6.1.1.1. Caractéristiques du premier réacteur d'EDF : EDF1

C'est le site de Chinon qui accueille la première génération de réacteurs nucléaires d'EDF. Située sur la rive gauche de la Loire, en aval du confluent de l'Indre, la centrale de Chinon se trouve entièrement sur la commune d'Avoine, dans le département d'Indre et Loire.

Les premières tranches nucléaires EDF sont certes construites dans la filière Uranium Naturel Graphite Gaz, mais elles ne s'insèrent pas exactement dans la lignée des piles G2 G3, contrairement à ce que prévoyaient les responsables du CEA. Théoriquement, les termes de la coopération entre EDF et le CEA étaient clairs : le CEA conçoit la partie nucléaire du réacteur, EDF la partie classique. Mais deux types de considérations allaient cristalliser les oppositions entre les ingénieurs des deux organismes : le rôle de l'industrie privée dans le projet et la conception du réacteur. Sans relater tous les conflits entre les deux organismes 360 , on peut dire que le CEA entendait poursuivre sa politique confiant à l'industrie privée le rôle de coordination de la conception et de la construction des installations. EDF de son côté, selon ses pratiques habituelles, entendait conserver le rôle de coordonateur de projet. Et la meilleure façon de maîtriser les coûts était de diviser le réacteur en différentes parties et de lancer des appels d'offre pour chacune d'entre elles. Par ailleurs, les ingénieurs d'EDF entendaient que leur réacteur fabrique de l'électricité de façon optimale, ce qui n'était pas le cas de G2 dont la fonction première était la production de plutonium.

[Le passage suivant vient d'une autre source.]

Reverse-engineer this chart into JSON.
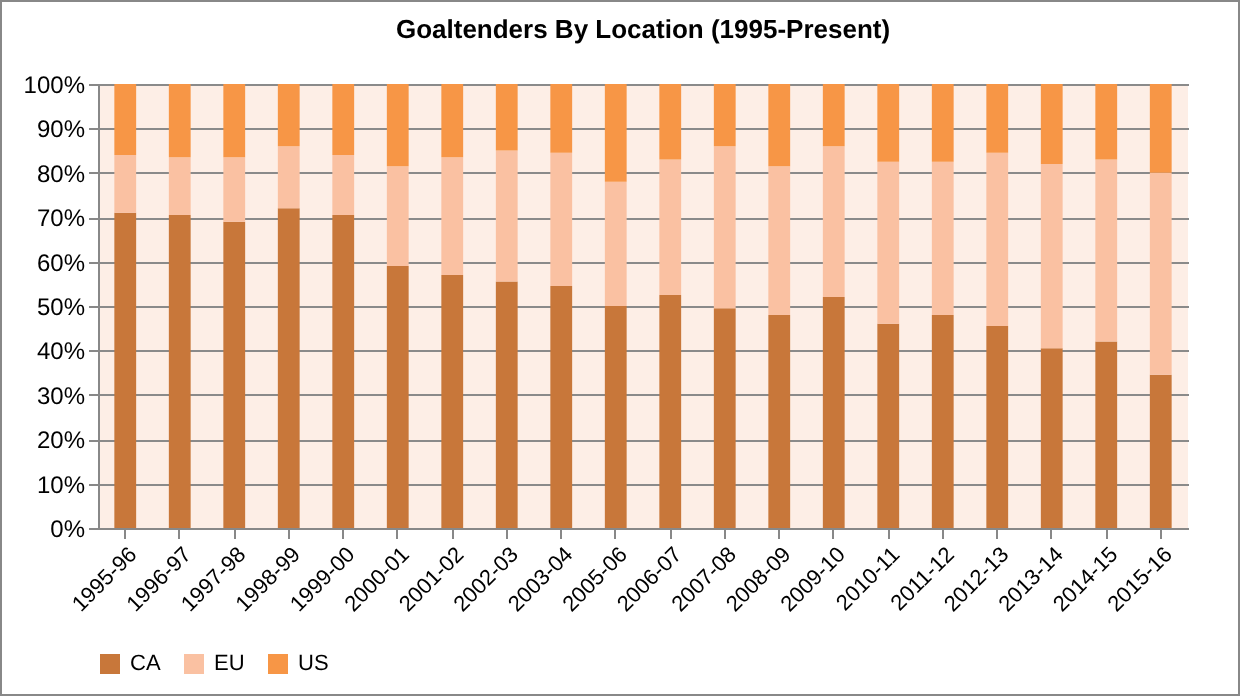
{
  "chart_data": {
    "type": "bar",
    "title": "Goaltenders By Location (1995-Present)",
    "stacked": true,
    "categories": [
      "1995-96",
      "1996-97",
      "1997-98",
      "1998-99",
      "1999-00",
      "2000-01",
      "2001-02",
      "2002-03",
      "2003-04",
      "2005-06",
      "2006-07",
      "2007-08",
      "2008-09",
      "2009-10",
      "2010-11",
      "2011-12",
      "2012-13",
      "2013-14",
      "2014-15",
      "2015-16"
    ],
    "series": [
      {
        "name": "CA",
        "color": "#c8773a",
        "values": [
          71,
          70.5,
          69,
          72,
          70.5,
          59,
          57,
          55.5,
          54.5,
          50,
          52.5,
          49.5,
          48,
          52,
          46,
          48,
          45.5,
          40.5,
          42,
          34.5
        ]
      },
      {
        "name": "EU",
        "color": "#fac1a2",
        "values": [
          13,
          13,
          14.5,
          14,
          13.5,
          22.5,
          26.5,
          29.5,
          30,
          28,
          30.5,
          36.5,
          33.5,
          34,
          36.5,
          34.5,
          39,
          41.5,
          41,
          45.5
        ]
      },
      {
        "name": "US",
        "color": "#f79646",
        "values": [
          16,
          16.5,
          16.5,
          14,
          16,
          18.5,
          16.5,
          15,
          15.5,
          22,
          17,
          14,
          18.5,
          14,
          17.5,
          17.5,
          15.5,
          18,
          17,
          20
        ]
      }
    ],
    "ylim": [
      0,
      100
    ],
    "yticks": [
      {
        "value": 0,
        "label": "0%"
      },
      {
        "value": 10,
        "label": "10%"
      },
      {
        "value": 20,
        "label": "20%"
      },
      {
        "value": 30,
        "label": "30%"
      },
      {
        "value": 40,
        "label": "40%"
      },
      {
        "value": 50,
        "label": "50%"
      },
      {
        "value": 60,
        "label": "60%"
      },
      {
        "value": 70,
        "label": "70%"
      },
      {
        "value": 80,
        "label": "80%"
      },
      {
        "value": 90,
        "label": "90%"
      },
      {
        "value": 100,
        "label": "100%"
      }
    ],
    "grid": "y",
    "legend": "bottom"
  }
}
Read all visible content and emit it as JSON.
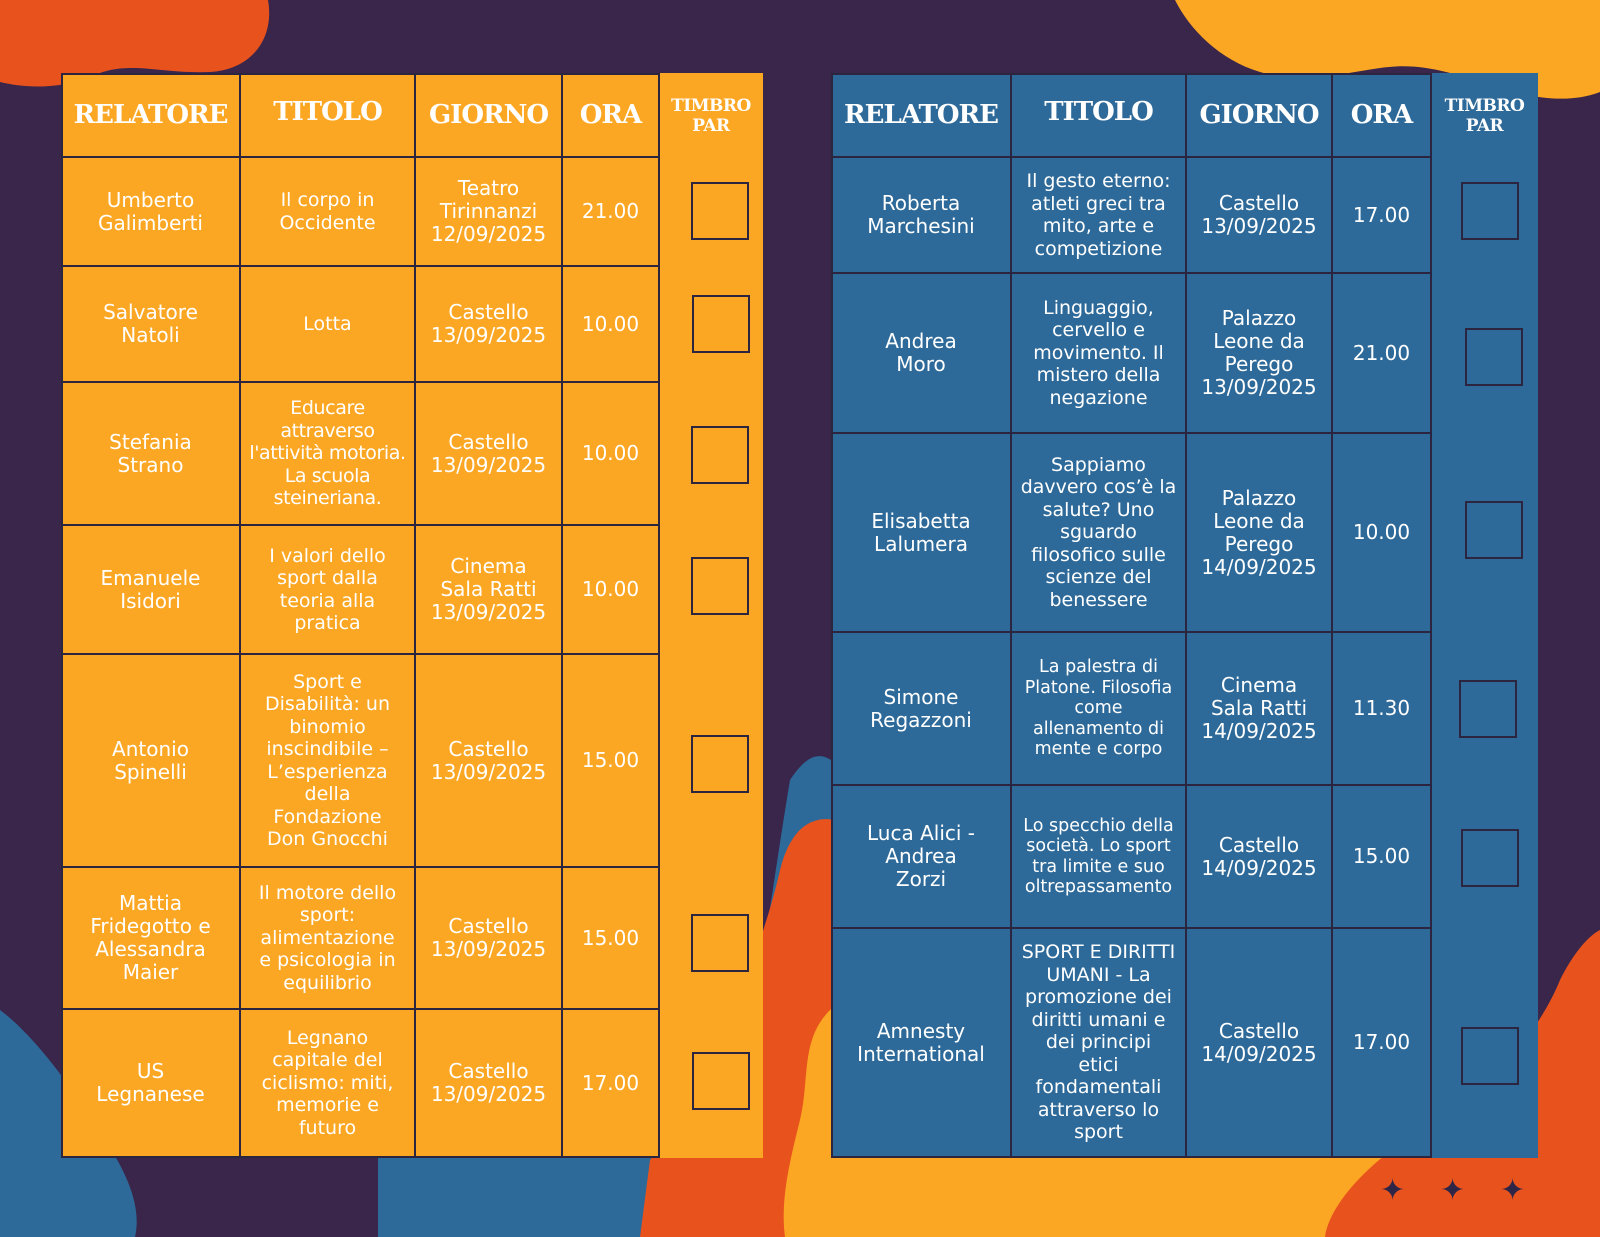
{
  "colors": {
    "background": "#39264a",
    "orange_panel": "#fca723",
    "blue_panel": "#2e6a99",
    "grid_line": "#2b2540",
    "accent_red": "#e8521d"
  },
  "left": {
    "headers": {
      "speaker": "RELATORE",
      "title": "TITOLO",
      "day": "GIORNO",
      "time": "ORA",
      "stamp": "TIMBRO\nPAR"
    },
    "rows": [
      {
        "speaker": "Umberto\nGalimberti",
        "title": "Il corpo in\nOccidente",
        "day": "Teatro\nTirinnanzi\n12/09/2025",
        "time": "21.00"
      },
      {
        "speaker": "Salvatore\nNatoli",
        "title": "Lotta",
        "day": "Castello\n13/09/2025",
        "time": "10.00"
      },
      {
        "speaker": "Stefania\nStrano",
        "title": "Educare\nattraverso\nl'attività motoria.\nLa scuola\nsteineriana.",
        "day": "Castello\n13/09/2025",
        "time": "10.00"
      },
      {
        "speaker": "Emanuele\nIsidori",
        "title": "I valori dello\nsport dalla\nteoria alla\npratica",
        "day": "Cinema\nSala Ratti\n13/09/2025",
        "time": "10.00"
      },
      {
        "speaker": "Antonio\nSpinelli",
        "title": "Sport e\nDisabilità: un\nbinomio\ninscindibile –\nL’esperienza\ndella\nFondazione\nDon Gnocchi",
        "day": "Castello\n13/09/2025",
        "time": "15.00"
      },
      {
        "speaker": "Mattia\nFridegotto e\nAlessandra\nMaier",
        "title": "Il motore dello\nsport:\nalimentazione\ne psicologia in\nequilibrio",
        "day": "Castello\n13/09/2025",
        "time": "15.00"
      },
      {
        "speaker": "US\nLegnanese",
        "title": "Legnano\ncapitale del\nciclismo: miti,\nmemorie e\nfuturo",
        "day": "Castello\n13/09/2025",
        "time": "17.00"
      }
    ]
  },
  "right": {
    "headers": {
      "speaker": "RELATORE",
      "title": "TITOLO",
      "day": "GIORNO",
      "time": "ORA",
      "stamp": "TIMBRO\nPAR"
    },
    "rows": [
      {
        "speaker": "Roberta\nMarchesini",
        "title": "Il gesto eterno:\natleti greci tra\nmito, arte e\ncompetizione",
        "day": "Castello\n13/09/2025",
        "time": "17.00"
      },
      {
        "speaker": "Andrea\nMoro",
        "title": "Linguaggio,\ncervello e\nmovimento. Il\nmistero della\nnegazione",
        "day": "Palazzo\nLeone da\nPerego\n13/09/2025",
        "time": "21.00"
      },
      {
        "speaker": "Elisabetta\nLalumera",
        "title": "Sappiamo\ndavvero cos’è la\nsalute? Uno\nsguardo\nfilosofico sulle\nscienze del\nbenessere",
        "day": "Palazzo\nLeone da\nPerego\n14/09/2025",
        "time": "10.00"
      },
      {
        "speaker": "Simone\nRegazzoni",
        "title": "La palestra di\nPlatone. Filosofia\ncome\nallenamento di\nmente e corpo",
        "day": "Cinema\nSala Ratti\n14/09/2025",
        "time": "11.30"
      },
      {
        "speaker": "Luca Alici -\nAndrea\nZorzi",
        "title": "Lo specchio della\nsocietà. Lo sport\ntra limite e suo\noltrepassamento",
        "day": "Castello\n14/09/2025",
        "time": "15.00"
      },
      {
        "speaker": "Amnesty\nInternational",
        "title": "SPORT E DIRITTI\nUMANI - La\npromozione dei\ndiritti umani e\ndei principi\netici\nfondamentali\nattraverso lo\nsport",
        "day": "Castello\n14/09/2025",
        "time": "17.00"
      }
    ]
  },
  "decoration": {
    "star_glyph": "✦"
  }
}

L'avant-projet du réacteur EDF1 est commandé par EDF au CEA en juillet 1955 avec une puissance électrique prévue de 60MW. Mais les raisons mentionnées plus haut expliquent pourquoi la conception finale d'EDF1 s'avère différente sur presque tous les aspects de celle de G2.

L'élément combustible est la caractéristique fondamentale de ce type de réacteur puisque c'est autour de lui que la centrale est construite : les barreaux pleins de G2 G3 ont été remplacés par des tubes creux (de diamètre 14/35 mm) qui permettent un meilleur refroidissement et donc d'obtenir des températures maximales de l'uranium plus élevées. Leur réalisation a nécessité d'allier l'uranium à du molybdène (1%) pour des raisons de résistance mécanique. Les échanges de chaleur s'effectuent au contact de la gaine des éléments combustibles, réalisée en magnésium. Ce matériau a été choisi bien qu'il ne permette pas d'atteindre des températures élevées étant donné que sa résistance mécanique diminue très vite avec la température, mais il présente l'indispensable avantage d'être très peu absorbeur de neutrons. Le réacteur EDF1 comporte près de 140 tonnes d'uranium en 17 200 éléments. Le milieu modérateur est constitué d'un empilement de graphite disposé en un réseau carré, représentant un cylindre de 9,5 m de diamètre pour 10 m de hauteur. Le cœur du réacteur est inclus à l'intérieur d'un caisson en acier (on parle aujourd'hui de cuve), et non pas en béton précontraint comme pour G2 G3, afin d'obtenir des pressions plus importantes (25 bars pour EDF1 contre 15 à G2). Ce caisson en acier qui équipe les deux premiers réacteurs d'EDF est formé d'une partie cylindrique et de deux fonds hémisphériques et mesure 10 m de haut pour 23 m de diamètre.

A la différence de la configuration des piles du CEA qui étaient disposées horizontalement, les ingénieurs d'EDF ont opté pour une disposition verticale des canaux contenant les cartouches de combustible. Dans cette configuration, le CO2 peut être pompé par le haut, permettant de bénéficier de la convection naturelle. Grâce à ce système, le réacteur nécessitait une puissance de pompage moindre, et pouvait être plus sûr en cas de défaillance des soufflantes. La priorité donnée aux performances thermiques est symbolisée par la position des échangeurs de chaleur situés juste à côté du cœur pour limiter les pertes et à l'intérieur du bâtiment réacteur, contrairement à G2.

Coupe schématique transversale de la centrale EDF1. Source : B. Clément, M. Féger, «Le déclassement des centrales nucléaires», Annales des Mines, mars-avril 1976, p. 167.
Coupe schématique transversale de la centrale EDF1. Source : B. Clément, M. Féger, «Le déclassement des centrales nucléaires», Annales des Mines, mars-avril 1976, p. 167.

Notes
360.

Pour une présentation plus détaillée des options retenues par EDF pour la conception de Chinon 1, on consultera : G. Lamiral, op. cit., pp.28-36. Ou encore : Gabrielle Hecht, The Radiance of France, The MIT Press, Cambridge, 1998, pp. 82-85.